GPU Based Differential Evolution: New Insights and Comparative Study
Dylan Janssen, Wayne Pullan, Alan Wee-Chung Liew
TL;DR
This paper analyzes how Differential Evolution can be efficiently mapped to GPU architectures, detailing architectural choices, parallel models, and kernel designs that shape performance. It surveys prior GPU-DE work, introduces a GPU-based numerical optimisation benchmark inspired by CEC competitions, and presents two case studies comparing All-GPU DE variants and open-source implementations. The findings demonstrate substantial wall-clock speedups from All-GPU and kernel-consolidation strategies, while also highlighting convergence challenges on complex benchmarks and the need for standardized benchmarking. The work has practical impact by providing a baseline GPU-DE benchmark and concrete guidance for developing faster, more scalable GPU-based DE algorithms, with future directions including history-based adaptive DE and multi-population GPU models.
Abstract
Differential Evolution (DE) is a highly successful population based global optimisation algorithm, commonly used for solving numerical optimisation problems.

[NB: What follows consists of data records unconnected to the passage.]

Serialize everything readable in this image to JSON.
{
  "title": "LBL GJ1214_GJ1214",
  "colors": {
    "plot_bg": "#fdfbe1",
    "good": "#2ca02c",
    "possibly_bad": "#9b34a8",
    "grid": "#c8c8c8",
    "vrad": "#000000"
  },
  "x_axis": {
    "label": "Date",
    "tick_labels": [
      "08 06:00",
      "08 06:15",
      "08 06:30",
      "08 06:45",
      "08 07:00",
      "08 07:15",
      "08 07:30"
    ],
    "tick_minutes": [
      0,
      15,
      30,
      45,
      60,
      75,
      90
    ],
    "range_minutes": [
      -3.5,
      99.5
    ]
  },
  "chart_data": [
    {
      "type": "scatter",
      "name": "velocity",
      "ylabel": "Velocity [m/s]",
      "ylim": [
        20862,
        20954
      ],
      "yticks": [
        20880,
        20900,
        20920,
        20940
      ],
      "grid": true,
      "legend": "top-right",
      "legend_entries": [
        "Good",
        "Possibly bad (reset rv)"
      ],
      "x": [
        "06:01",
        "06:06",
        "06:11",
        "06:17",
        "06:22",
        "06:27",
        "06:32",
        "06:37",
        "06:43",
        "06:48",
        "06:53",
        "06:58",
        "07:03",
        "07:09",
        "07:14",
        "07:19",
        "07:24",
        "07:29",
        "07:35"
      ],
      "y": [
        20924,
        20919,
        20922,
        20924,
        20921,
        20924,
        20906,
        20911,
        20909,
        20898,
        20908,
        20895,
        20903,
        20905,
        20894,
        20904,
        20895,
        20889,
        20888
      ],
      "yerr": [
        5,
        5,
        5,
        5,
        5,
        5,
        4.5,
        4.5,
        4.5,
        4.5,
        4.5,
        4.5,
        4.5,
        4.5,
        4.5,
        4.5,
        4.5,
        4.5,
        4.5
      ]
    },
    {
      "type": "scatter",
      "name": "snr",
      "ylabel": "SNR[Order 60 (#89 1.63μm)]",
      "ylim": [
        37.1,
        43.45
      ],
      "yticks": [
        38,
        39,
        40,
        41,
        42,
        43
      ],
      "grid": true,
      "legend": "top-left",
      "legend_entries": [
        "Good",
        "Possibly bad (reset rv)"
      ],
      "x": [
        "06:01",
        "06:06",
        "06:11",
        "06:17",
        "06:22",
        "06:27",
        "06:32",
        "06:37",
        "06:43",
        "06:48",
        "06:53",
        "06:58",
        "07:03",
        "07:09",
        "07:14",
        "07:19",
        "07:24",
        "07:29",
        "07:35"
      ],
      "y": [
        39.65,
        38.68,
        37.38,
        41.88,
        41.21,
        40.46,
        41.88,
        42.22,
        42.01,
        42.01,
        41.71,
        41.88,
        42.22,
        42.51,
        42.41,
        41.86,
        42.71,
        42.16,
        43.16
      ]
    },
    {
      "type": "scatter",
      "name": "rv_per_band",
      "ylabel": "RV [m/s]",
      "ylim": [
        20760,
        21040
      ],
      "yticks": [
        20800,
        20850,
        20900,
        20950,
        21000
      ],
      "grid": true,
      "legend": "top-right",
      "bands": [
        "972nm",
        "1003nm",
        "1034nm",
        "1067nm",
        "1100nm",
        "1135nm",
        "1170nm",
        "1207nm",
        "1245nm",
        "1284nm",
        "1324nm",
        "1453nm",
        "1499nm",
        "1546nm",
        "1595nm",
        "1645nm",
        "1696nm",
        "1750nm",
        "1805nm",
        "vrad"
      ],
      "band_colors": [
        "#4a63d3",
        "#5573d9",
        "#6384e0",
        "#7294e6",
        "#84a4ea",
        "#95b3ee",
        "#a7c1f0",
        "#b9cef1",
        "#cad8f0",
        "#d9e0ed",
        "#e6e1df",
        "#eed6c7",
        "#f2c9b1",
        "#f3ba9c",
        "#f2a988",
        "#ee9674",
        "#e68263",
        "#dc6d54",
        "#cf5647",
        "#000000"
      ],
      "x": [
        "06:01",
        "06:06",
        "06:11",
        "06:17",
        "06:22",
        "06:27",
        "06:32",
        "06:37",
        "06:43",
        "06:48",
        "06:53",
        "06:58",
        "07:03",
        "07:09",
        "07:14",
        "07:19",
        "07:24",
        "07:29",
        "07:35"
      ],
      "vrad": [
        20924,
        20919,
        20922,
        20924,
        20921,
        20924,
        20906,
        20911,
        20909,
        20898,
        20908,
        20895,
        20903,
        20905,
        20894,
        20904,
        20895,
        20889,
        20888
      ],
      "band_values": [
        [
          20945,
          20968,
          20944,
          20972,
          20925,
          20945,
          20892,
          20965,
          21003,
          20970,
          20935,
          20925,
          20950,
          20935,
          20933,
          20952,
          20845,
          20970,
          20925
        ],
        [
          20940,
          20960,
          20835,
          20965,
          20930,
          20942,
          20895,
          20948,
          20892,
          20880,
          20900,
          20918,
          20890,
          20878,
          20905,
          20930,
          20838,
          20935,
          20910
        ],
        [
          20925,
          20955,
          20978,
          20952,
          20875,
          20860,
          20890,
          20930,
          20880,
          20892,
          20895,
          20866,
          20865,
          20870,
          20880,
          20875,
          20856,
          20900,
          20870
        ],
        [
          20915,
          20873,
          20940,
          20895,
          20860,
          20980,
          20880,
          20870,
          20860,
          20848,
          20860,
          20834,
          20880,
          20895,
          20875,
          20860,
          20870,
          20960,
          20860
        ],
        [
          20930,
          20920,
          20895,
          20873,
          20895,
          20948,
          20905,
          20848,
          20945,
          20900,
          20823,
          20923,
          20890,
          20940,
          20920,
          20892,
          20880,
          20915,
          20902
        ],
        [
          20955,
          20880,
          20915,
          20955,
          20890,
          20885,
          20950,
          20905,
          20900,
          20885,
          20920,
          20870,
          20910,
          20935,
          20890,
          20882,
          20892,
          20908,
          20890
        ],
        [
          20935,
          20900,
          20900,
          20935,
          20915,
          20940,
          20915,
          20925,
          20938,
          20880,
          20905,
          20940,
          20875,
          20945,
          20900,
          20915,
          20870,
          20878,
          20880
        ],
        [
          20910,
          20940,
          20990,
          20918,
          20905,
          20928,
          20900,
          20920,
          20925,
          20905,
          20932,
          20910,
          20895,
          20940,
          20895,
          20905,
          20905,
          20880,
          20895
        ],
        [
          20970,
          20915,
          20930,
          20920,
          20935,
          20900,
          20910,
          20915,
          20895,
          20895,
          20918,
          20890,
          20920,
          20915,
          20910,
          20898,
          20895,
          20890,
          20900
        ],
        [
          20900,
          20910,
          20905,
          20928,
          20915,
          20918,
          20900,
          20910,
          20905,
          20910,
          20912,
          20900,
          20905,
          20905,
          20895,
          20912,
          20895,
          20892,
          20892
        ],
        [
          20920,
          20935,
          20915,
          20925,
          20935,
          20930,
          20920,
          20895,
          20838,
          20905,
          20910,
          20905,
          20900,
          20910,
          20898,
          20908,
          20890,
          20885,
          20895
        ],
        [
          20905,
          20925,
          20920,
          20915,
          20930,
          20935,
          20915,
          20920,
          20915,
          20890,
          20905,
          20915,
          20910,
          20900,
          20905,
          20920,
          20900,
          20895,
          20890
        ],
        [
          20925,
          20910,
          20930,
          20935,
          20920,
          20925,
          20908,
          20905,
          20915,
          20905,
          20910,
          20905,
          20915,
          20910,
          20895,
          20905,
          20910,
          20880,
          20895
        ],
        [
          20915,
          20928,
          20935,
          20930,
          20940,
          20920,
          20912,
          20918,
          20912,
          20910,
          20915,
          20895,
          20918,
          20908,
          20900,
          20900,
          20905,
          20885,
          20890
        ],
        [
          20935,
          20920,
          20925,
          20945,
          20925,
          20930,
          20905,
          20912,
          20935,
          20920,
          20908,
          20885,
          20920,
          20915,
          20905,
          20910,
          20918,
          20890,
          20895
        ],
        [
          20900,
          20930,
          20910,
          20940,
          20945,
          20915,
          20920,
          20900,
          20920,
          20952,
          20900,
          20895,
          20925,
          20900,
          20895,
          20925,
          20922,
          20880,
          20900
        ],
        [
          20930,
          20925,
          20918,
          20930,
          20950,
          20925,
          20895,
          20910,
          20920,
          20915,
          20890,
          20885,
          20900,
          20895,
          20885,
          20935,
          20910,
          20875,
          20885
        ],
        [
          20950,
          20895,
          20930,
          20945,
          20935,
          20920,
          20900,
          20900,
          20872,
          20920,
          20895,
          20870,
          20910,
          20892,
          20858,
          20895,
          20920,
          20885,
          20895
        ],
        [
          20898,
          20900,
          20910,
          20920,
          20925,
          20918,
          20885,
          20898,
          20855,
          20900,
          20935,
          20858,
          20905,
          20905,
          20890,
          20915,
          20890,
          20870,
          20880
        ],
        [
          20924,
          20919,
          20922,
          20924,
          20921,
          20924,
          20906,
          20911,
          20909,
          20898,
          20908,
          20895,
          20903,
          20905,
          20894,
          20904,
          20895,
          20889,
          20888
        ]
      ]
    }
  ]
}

However, as the complexity of the objective function increases, the wall-clock run-time of the algorithm suffers as many fitness function evaluations must take place to effectively explore the search space. Due to the inherently parallel nature of the DE algorithm, graphics processing units (GPU) have been used to effectively accelerate both the fitness evaluation and DE algorithm. This work reviews the main architectural choices made in the literature for GPU based DE algorithms and introduces a new GPU based numerical optimisation benchmark to evaluate and compare GPU based DE algorithms.